The best station is without question, the Chinese selection, as Vikings has partnered with chef Kavino Lau of restaurant IMC Kavino, whose cooking has given him a cult following.The hakaw had extremely plump shrimps, with a skin that had the right amount of bite and thickness. Lechon Macau kept the crisp skin even under the lights of heat lamps, and the soy chicken stayed juicy. The make-your-own hotpot leaves you with lots of choices, with different types of shabu-shabu balls, and a plethora of sauces to choose from. Best yet was the soft tofu, carefully covered in slivered almonds, and served with spinach that was slightly made bitter by deep-frying, creating a careful balance with the sweetness of the tofu. Some of the dishes available at the Chinese section of Niu could fit on any menu in some of the best Chinese restaurants in Manila. This alone showcases how much care Vikings has put into their new venture, making sure that the quality is consistent.
Executive chef of Vikings restaurants Anton Abad has made sure to set Niu apart from its predecessor by using more premium ingredients. There is unlimited foie gras, oysters, lamb, and crabs, and dishes that showcase more complicated cooking techniques. Lamb kofta and chicken tikka masala were well done, cooked to order, and had the robustness of Indian spices. The Japanese station had yakitori also cooked to order, with the chicken butt the perfect part to show off the smokiness of charcoal and the well-rounded, garlicky sweetness of teriyaki sauce. The Italian station had a special brick oven that was also responsible for the rest of the breads at the buffet, serving up pizzas alongside risotto, arancini, bowls of mussels, and crabs. The dessert station was still a little sparse, but you can get puto bumbong fresh and piping hot, which we haven’t seen at a buffet yet.

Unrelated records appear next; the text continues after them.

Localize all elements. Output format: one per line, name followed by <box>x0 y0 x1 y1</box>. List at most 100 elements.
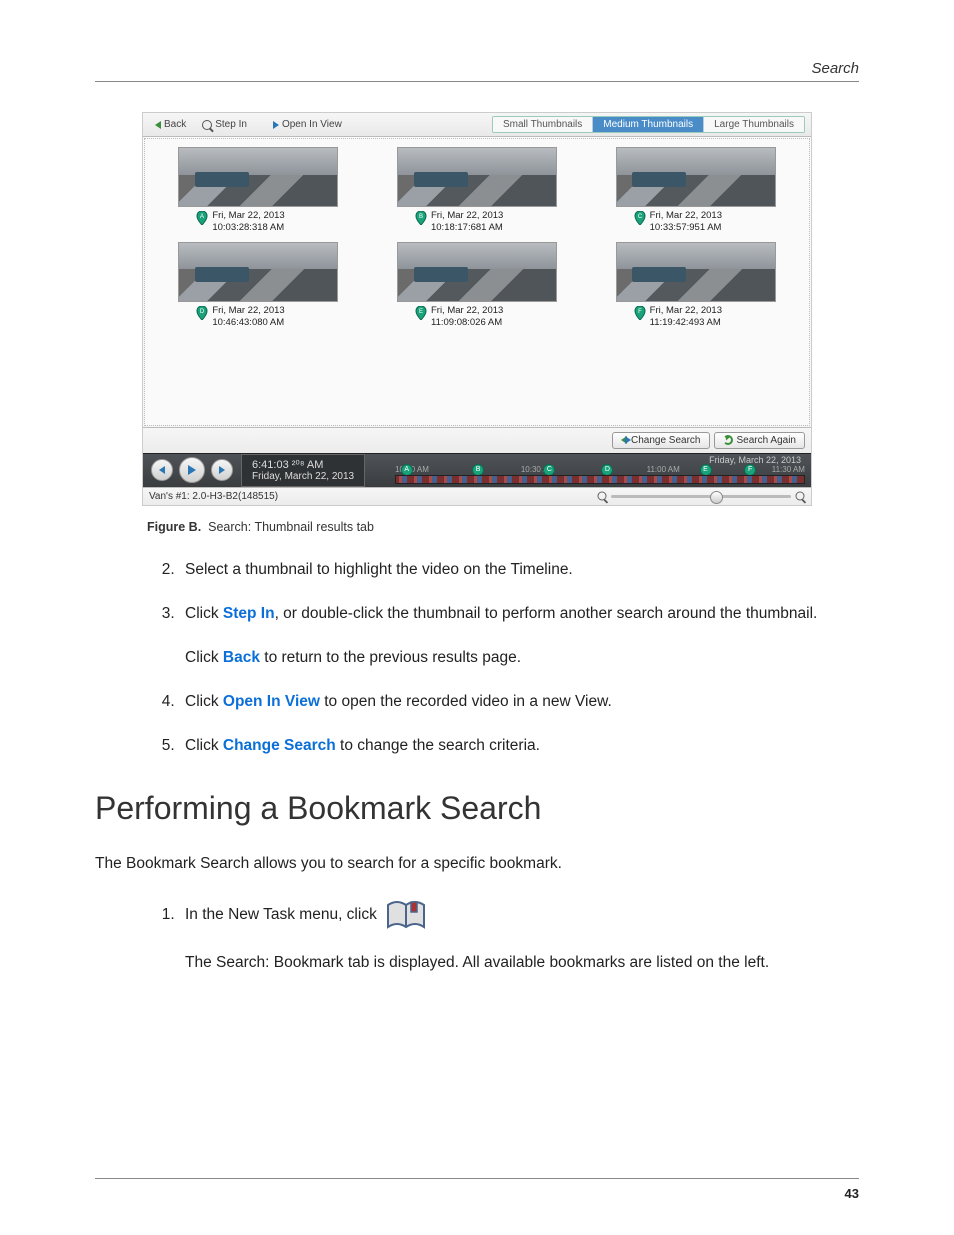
thumbnail-size-segment: Small Thumbnails Medium Thumbnails Large… <box>492 116 805 133</box>
tick: 11:00 AM <box>647 465 680 473</box>
zoom-out-icon[interactable] <box>598 492 607 501</box>
playback-time-box: 6:41:03 ²⁰⁸ AM Friday, March 22, 2013 <box>241 454 365 487</box>
step-in-link[interactable]: Step In <box>223 605 275 622</box>
bookmark-search-icon <box>385 899 427 931</box>
thumb-image <box>616 242 776 302</box>
thumb-date: Fri, Mar 22, 2013 <box>650 305 722 316</box>
thumb-time: 11:19:42:493 AM <box>650 317 721 328</box>
change-search-button[interactable]: Change Search <box>612 432 710 449</box>
search-again-label: Search Again <box>737 435 797 446</box>
svg-text:C: C <box>637 214 642 220</box>
results-footer: Change Search Search Again <box>143 427 811 453</box>
step-2: Select a thumbnail to highlight the vide… <box>179 558 859 582</box>
svg-text:F: F <box>638 309 642 315</box>
prev-button[interactable] <box>151 459 173 481</box>
back-link[interactable]: Back <box>223 649 260 666</box>
thumb-row: A Fri, Mar 22, 201310:03:28:318 AM B Fri… <box>149 147 805 234</box>
timeline[interactable]: Friday, March 22, 2013 10:00 AM 10:30 AM… <box>365 454 811 487</box>
status-bar: Van's #1: 2.0-H3-B2(148515) <box>143 487 811 505</box>
section-heading: Performing a Bookmark Search <box>95 790 859 827</box>
thumb-cell[interactable]: C Fri, Mar 22, 201310:33:57:951 AM <box>596 147 796 234</box>
thumb-row: D Fri, Mar 22, 201310:46:43:080 AM E Fri… <box>149 242 805 329</box>
thumb-image <box>178 242 338 302</box>
step-text: Select a thumbnail to highlight the vide… <box>185 561 573 578</box>
thumbnail-grid: A Fri, Mar 22, 201310:03:28:318 AM B Fri… <box>144 138 810 426</box>
zoom-slider[interactable] <box>611 495 791 498</box>
toolbar: Back Step In Open In View Small Thumbnai… <box>143 113 811 137</box>
thumb-cell[interactable]: A Fri, Mar 22, 201310:03:28:318 AM <box>158 147 358 234</box>
open-in-view-label: Open In View <box>282 119 342 130</box>
tick: 11:30 AM <box>772 465 805 473</box>
playback-controls <box>143 454 241 487</box>
step-in-button[interactable]: Step In <box>196 118 253 131</box>
prev-icon <box>159 466 165 474</box>
thumb-time: 11:09:08:026 AM <box>431 317 502 328</box>
arrow-right-icon <box>273 121 279 129</box>
marker-icon: D <box>196 306 208 320</box>
thumb-time: 10:03:28:318 AM <box>212 222 284 233</box>
thumb-date: Fri, Mar 22, 2013 <box>212 210 284 221</box>
change-search-link[interactable]: Change Search <box>223 737 336 754</box>
thumb-date: Fri, Mar 22, 2013 <box>431 305 503 316</box>
timeline-band <box>395 475 805 484</box>
thumb-caption: D Fri, Mar 22, 201310:46:43:080 AM <box>158 302 358 329</box>
step-text: The Search: Bookmark tab is displayed. A… <box>185 954 769 971</box>
zoom-in-icon[interactable] <box>796 492 805 501</box>
thumb-time: 10:46:43:080 AM <box>212 317 284 328</box>
thumb-date: Fri, Mar 22, 2013 <box>431 210 503 221</box>
thumb-image <box>397 147 557 207</box>
svg-text:B: B <box>419 214 423 220</box>
svg-text:E: E <box>419 309 423 315</box>
step-text: Click <box>185 649 223 666</box>
steps-list: Select a thumbnail to highlight the vide… <box>95 558 859 758</box>
zoom-controls <box>597 491 805 501</box>
bookmark-step-1: In the New Task menu, click The Search: … <box>179 899 859 975</box>
marker-icon: C <box>634 211 646 225</box>
thumb-cell[interactable]: D Fri, Mar 22, 201310:46:43:080 AM <box>158 242 358 329</box>
marker-icon: A <box>196 211 208 225</box>
back-button[interactable]: Back <box>149 118 192 131</box>
magnify-icon <box>202 120 212 130</box>
play-button[interactable] <box>179 457 205 483</box>
playback-time: 6:41:03 ²⁰⁸ AM <box>252 458 354 471</box>
thumb-time: 10:18:17:681 AM <box>431 222 503 233</box>
thumb-date: Fri, Mar 22, 2013 <box>650 210 722 221</box>
seg-large[interactable]: Large Thumbnails <box>703 117 804 132</box>
step-text: Click <box>185 737 223 754</box>
step-in-label: Step In <box>215 119 247 130</box>
thumb-cell[interactable]: F Fri, Mar 22, 201311:19:42:493 AM <box>596 242 796 329</box>
camera-name: Van's #1: 2.0-H3-B2(148515) <box>149 491 278 502</box>
back-label: Back <box>164 119 186 130</box>
next-icon <box>219 466 225 474</box>
thumb-cell[interactable]: B Fri, Mar 22, 201310:18:17:681 AM <box>377 147 577 234</box>
search-again-button[interactable]: Search Again <box>714 432 806 449</box>
step-text: , or double-click the thumbnail to perfo… <box>275 605 818 622</box>
thumb-caption: C Fri, Mar 22, 201310:33:57:951 AM <box>596 207 796 234</box>
step-text: Click <box>185 693 223 710</box>
step-text: Click <box>185 605 223 622</box>
thumb-image <box>178 147 338 207</box>
thumb-caption: A Fri, Mar 22, 201310:03:28:318 AM <box>158 207 358 234</box>
footer-rule <box>95 1178 859 1179</box>
section-intro: The Bookmark Search allows you to search… <box>95 855 859 873</box>
step-3: Click Step In, or double-click the thumb… <box>179 602 859 670</box>
thumb-time: 10:33:57:951 AM <box>650 222 722 233</box>
seg-medium[interactable]: Medium Thumbnails <box>592 117 703 132</box>
step-text: to change the search criteria. <box>336 737 540 754</box>
step-text: to open the recorded video in a new View… <box>320 693 612 710</box>
thumb-cell[interactable]: E Fri, Mar 22, 201311:09:08:026 AM <box>377 242 577 329</box>
swap-icon <box>621 436 627 444</box>
svg-text:D: D <box>200 309 205 315</box>
open-in-view-link[interactable]: Open In View <box>223 693 320 710</box>
thumb-date: Fri, Mar 22, 2013 <box>212 305 284 316</box>
search-thumbnail-window: Back Step In Open In View Small Thumbnai… <box>142 112 812 506</box>
play-icon <box>188 465 196 475</box>
open-in-view-button[interactable]: Open In View <box>267 118 348 131</box>
next-button[interactable] <box>211 459 233 481</box>
step-text: to return to the previous results page. <box>260 649 521 666</box>
header-section: Search <box>95 60 859 81</box>
thumb-caption: B Fri, Mar 22, 201310:18:17:681 AM <box>377 207 577 234</box>
playback-date: Friday, March 22, 2013 <box>252 471 354 482</box>
thumb-image <box>616 147 776 207</box>
seg-small[interactable]: Small Thumbnails <box>493 117 592 132</box>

Niu at Vikings can be hit or miss, but buffets are rarely ever excellent all across the board. Sometimes, the dishes needed a dash of salt, but others had a slick of it. But the choices are varied and can surprise you. What Niu does offer is the kind of buffet one could have only previously found at hotels, and if this is the type of thing you’re looking for, then Niu will fit the bill. The Chinese can be spectacular, and with specials that change each week, Niu knows their customer well. It’s a departure from the other buffets that are omnipresent, and if you choose well, you’ll get your money’s worth.